Universal Health Services is upping its 2023 guidance range after posting a strong first half of the year.
The for-profit health system said Tuesday it is revising its adjusted earnings per share outlook for the year to a range of $9.85 to $10.50, compared with $9.50 to $10.50. The system did not adjust the upper end of that range due to a reduction in funding for a Nevada Medicaid program, resulting in about $22 million less in projected supplemental revenue from facilities in the state, CEO Marc Miller said on an earnings call Wednesday.
Net revenue is projected to land at $14.13 billion to $14.33 billion, up from the previous projection of $14.04 billion to $14.31 billion.
The King of Prussia, Pennsylvania-based organization reported second-quarter net income of $171.31 million, or $2.42 per diluted share, compared with net income of $164.06 million, or $2.20 per share, in the year-ago period. Quarterly revenue was up 6.8% to $3.55 billion.
Second-quarter expenses were up 5.8% to $3.27 billion, including a 4.7% increase for salaries and wages and a 7.1% jump for supplies.
Expenses for physician subsidies, particularly in emergency care and anesthesiology, are still putting pressure on the system, Chief Financial Officer Steve Filton said on the earnings call. He attributed some of the increased expenses to financial stress at contract companies providing these services, forcing Universal Health Services to pay more to cover the roles. He said he expects the additional spending to be a short-term issue.
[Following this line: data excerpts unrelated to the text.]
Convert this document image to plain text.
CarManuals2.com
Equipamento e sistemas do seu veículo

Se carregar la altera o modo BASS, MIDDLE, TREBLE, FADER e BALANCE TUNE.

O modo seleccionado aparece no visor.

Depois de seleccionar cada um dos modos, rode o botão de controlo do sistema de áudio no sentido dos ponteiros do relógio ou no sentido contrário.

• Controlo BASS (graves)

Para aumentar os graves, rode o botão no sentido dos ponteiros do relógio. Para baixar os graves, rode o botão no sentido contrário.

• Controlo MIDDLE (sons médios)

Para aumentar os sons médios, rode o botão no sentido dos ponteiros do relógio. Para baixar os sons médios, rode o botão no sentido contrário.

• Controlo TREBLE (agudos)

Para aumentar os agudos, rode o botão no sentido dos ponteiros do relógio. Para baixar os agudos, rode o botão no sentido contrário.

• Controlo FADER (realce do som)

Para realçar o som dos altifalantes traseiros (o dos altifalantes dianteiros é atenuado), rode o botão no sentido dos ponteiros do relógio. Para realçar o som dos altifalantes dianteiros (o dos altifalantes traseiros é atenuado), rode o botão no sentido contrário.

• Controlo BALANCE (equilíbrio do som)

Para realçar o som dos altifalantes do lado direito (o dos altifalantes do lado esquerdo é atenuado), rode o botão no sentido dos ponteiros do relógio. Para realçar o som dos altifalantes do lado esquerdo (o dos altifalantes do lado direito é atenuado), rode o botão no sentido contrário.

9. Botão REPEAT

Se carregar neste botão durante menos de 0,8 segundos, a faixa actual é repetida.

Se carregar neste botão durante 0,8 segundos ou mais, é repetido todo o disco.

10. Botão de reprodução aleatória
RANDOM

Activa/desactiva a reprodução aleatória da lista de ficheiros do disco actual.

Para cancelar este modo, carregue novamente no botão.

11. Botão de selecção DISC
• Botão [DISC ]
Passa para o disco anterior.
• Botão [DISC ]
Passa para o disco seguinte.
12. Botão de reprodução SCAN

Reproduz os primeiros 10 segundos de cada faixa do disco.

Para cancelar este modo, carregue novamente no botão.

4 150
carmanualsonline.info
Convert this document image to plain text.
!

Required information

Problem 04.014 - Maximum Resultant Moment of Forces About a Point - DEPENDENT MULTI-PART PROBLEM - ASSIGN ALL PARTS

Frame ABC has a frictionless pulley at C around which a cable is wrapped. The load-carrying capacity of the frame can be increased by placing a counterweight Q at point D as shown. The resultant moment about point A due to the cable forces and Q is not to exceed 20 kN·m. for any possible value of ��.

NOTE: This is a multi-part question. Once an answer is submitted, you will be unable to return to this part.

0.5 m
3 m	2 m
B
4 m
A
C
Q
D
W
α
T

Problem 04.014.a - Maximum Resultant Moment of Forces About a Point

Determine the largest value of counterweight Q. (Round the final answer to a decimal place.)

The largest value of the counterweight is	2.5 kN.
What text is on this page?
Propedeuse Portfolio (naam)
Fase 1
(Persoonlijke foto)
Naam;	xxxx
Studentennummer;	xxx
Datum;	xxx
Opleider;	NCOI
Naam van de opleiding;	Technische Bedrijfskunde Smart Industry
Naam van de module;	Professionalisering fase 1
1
The system, which operates 27 hospitals, 331 inpatient behavioral health facilities and 42 outpatient sites, noted some improvement in patient volumes. Same-facility acute admissions in the quarter grew 7% year over year, driven in part by the returning demand for deferred procedures. Volume growth has been skewed toward lower-acuity procedures, Filton said.
Admissions for behavioral health sites rose 3%.
Universal Health Services is adding facilities to accommodate increased volume. It is on track to open three acute-care hospitals in Nevada, Florida and Washington, D.C., within the next couple of years. The system recently opened its River Vista Behavioral Health hospital in Madera, California, and broke ground in June on Southridge Behavioral Hospital in Byron Center, Michigan, as part of a joint venture with Trinity Health Michigan.
Universal Health Services will open three freestanding emergency departments in the next six months, with another nine in development across its footprint, Filton said.